Sub Category : Biography

December 2009



     "Here she comes…" I hear one of the two say as they wait for me as I struggle with my boots. It's the guy I’d seen in the upstairs window I thought was a girl when I  first arrived. I'll tell him about that later to get him back for calling me, "She.

     My left foot is half a size bigger than my right. Unfortunately, stores don't sell shoes individually, so I had to cram my size eleven and a half foot into a size eleven boot. Once I break my finger-shoehorn, I have to swallow my pride as this kid refers to me as a "she." I'm still clueless about who's who, and can't remember most of their names. They lead me across a a narrow path between the snow leading toward a rusted, red gate on the side of the house. . 

     The house sits on the edge of a giant hill one could call a cliff. The property line surrounds a large piece of land, including the cliff and land below. The red gate runs all the way around this part of the property. I still don't know what we're doing. Federline swings the gate open while I wait for him to turn towards me, saying, "Welcome… to Jurassic Park."

    Instead, I'm disappointed when he tells me, "C’mon."

    The one leading us is Federline I come to find out: also the one who had an insult coming from me. He has on the same a baby blue New Era hat with the sticker still on the tilted bill—every jock wore these hats like this in middle school and it's now popular in the hip-hop scene. His hat matches his t-shirt and faded, baggy jeans. None of his attire takes away from his tiny diamond studded earrings he probably bought at Claire’s. There's my insult, just have to wait for the right time. 

     The other one is Sonny. We spoke briefly last night in the van about Ableton, a music making computer software, that he said he could teach me. I was only familiar with other similar products, but never learned Ableton, which Brianna also knew. 

     She had come over one day as I had just finished downloading the software and was playing around with it. I fell in love with her that day, after she told me to "Get up."

     In less than a minute, she had two songs playing together simultaneously at the same tempo, the right key, and in the same eight-bar time signature. In most cases, it was me who showed someone up in music, but this was not one of those cases. 

     "Er… I love you?" I said. 

     She laughed, still looking at the screen, then said, "I'll show you how it's done."

     "Sounds good."

     That never happened, though. 



            *  *  *  *

     Brody and Jimmy walk me back and forth, trekking across the lengthy snow-covered property.

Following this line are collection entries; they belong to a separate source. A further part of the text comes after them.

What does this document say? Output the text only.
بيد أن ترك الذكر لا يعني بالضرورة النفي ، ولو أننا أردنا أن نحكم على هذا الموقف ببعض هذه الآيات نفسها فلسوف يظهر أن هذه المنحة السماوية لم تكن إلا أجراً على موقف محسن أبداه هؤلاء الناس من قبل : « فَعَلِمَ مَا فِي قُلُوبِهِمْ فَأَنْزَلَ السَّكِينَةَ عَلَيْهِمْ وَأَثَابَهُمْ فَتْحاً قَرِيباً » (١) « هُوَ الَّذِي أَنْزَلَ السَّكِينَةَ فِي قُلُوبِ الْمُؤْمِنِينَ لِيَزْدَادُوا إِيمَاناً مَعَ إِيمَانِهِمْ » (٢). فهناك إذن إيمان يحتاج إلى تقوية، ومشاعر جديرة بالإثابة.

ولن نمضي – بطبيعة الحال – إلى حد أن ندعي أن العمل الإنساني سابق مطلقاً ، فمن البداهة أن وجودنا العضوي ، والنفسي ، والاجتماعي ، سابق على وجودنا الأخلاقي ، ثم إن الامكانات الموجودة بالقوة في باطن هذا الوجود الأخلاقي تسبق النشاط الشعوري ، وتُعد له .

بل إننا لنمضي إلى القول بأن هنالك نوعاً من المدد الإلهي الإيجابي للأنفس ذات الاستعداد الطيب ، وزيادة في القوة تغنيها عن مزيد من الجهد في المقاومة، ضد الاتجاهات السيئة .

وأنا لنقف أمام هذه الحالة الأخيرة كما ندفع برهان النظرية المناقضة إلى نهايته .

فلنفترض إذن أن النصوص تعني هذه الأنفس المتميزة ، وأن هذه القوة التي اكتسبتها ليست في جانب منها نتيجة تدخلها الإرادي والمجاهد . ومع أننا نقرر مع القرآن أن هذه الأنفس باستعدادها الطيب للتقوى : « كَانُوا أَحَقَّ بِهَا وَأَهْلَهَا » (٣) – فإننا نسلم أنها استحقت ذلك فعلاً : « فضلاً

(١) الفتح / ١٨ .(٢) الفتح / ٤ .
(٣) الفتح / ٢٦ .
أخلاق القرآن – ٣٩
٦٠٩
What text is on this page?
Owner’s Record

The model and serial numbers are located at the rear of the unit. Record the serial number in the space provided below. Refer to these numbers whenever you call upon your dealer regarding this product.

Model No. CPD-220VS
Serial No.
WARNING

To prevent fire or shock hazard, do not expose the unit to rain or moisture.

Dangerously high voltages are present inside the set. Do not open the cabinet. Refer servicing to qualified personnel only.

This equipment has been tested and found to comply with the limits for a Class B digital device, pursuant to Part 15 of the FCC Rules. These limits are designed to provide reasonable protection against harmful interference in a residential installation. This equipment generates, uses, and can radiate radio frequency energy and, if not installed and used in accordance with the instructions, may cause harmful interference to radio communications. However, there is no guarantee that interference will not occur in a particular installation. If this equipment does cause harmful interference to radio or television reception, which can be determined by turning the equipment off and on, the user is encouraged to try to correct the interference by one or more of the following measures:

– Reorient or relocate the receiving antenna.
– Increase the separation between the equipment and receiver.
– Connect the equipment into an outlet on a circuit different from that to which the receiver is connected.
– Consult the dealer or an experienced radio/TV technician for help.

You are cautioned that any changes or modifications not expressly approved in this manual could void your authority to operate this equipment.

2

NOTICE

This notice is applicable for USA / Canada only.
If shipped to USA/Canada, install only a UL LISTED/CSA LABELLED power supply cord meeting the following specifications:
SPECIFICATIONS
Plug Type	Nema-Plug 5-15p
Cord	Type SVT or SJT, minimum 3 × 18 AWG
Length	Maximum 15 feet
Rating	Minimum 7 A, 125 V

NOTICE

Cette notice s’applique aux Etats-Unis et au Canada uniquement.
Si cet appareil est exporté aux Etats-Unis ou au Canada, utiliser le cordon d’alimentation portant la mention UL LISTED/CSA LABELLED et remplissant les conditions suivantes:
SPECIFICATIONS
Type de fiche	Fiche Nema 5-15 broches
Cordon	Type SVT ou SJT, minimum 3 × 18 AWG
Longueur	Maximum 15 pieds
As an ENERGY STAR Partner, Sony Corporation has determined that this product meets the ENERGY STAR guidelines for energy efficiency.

It reminded me of walking across long fields at summer camp, which this place could be if there was a sun. The two guys show me everything that needs to be done every time I feed the animals, which would be every morning for the next two weeks. 

     Back inside, my guard is up, giving the guys the third-degree. I have to make sure they are telling the truth about having to be in charge of feeding the animals every morning for the next two weeks. I've hung around guys before and I know about initiation pranks, but I'm not going to get bitched into doing something I don't have to do. Secretly, it's my little way of showing them I'm not stupid, and that I'm smarter than to fall for that crap. 

     Compared to the joke I'd been in high school, who would've fallen for this without question, I had made a complete one-eighty. I'm not the bitch or pussy my "friends" saw me as anymore. This is my chance to start anew, with a group of guys who don't have a clue who I used to be. 

     "It's tradition, dude! We all did it!" one says. I still don't know anyone's name yet. 

     "Man, all right. But I swear, if I'm being played…" I shake my head, as if I can't say how bad the consequence will be, when in reality, I cannot think of anything to say. 

     This isn't me, I tell myself. I also have the feeling they know this too. While shaking my head, I smile at them. 

     They laugh while heading out the door for a cigarette. That smile was a good call. 


     I wouldn't have admitted it then, but I was still the same person I had been back in high school. I thought I was sticking up for myself, making sure I wasn't being "punked," but to them, I must have looked pretty pathetic and shaking with insecurity. They probably saw right through me. Well, I know one of them did, but I'll come back to him.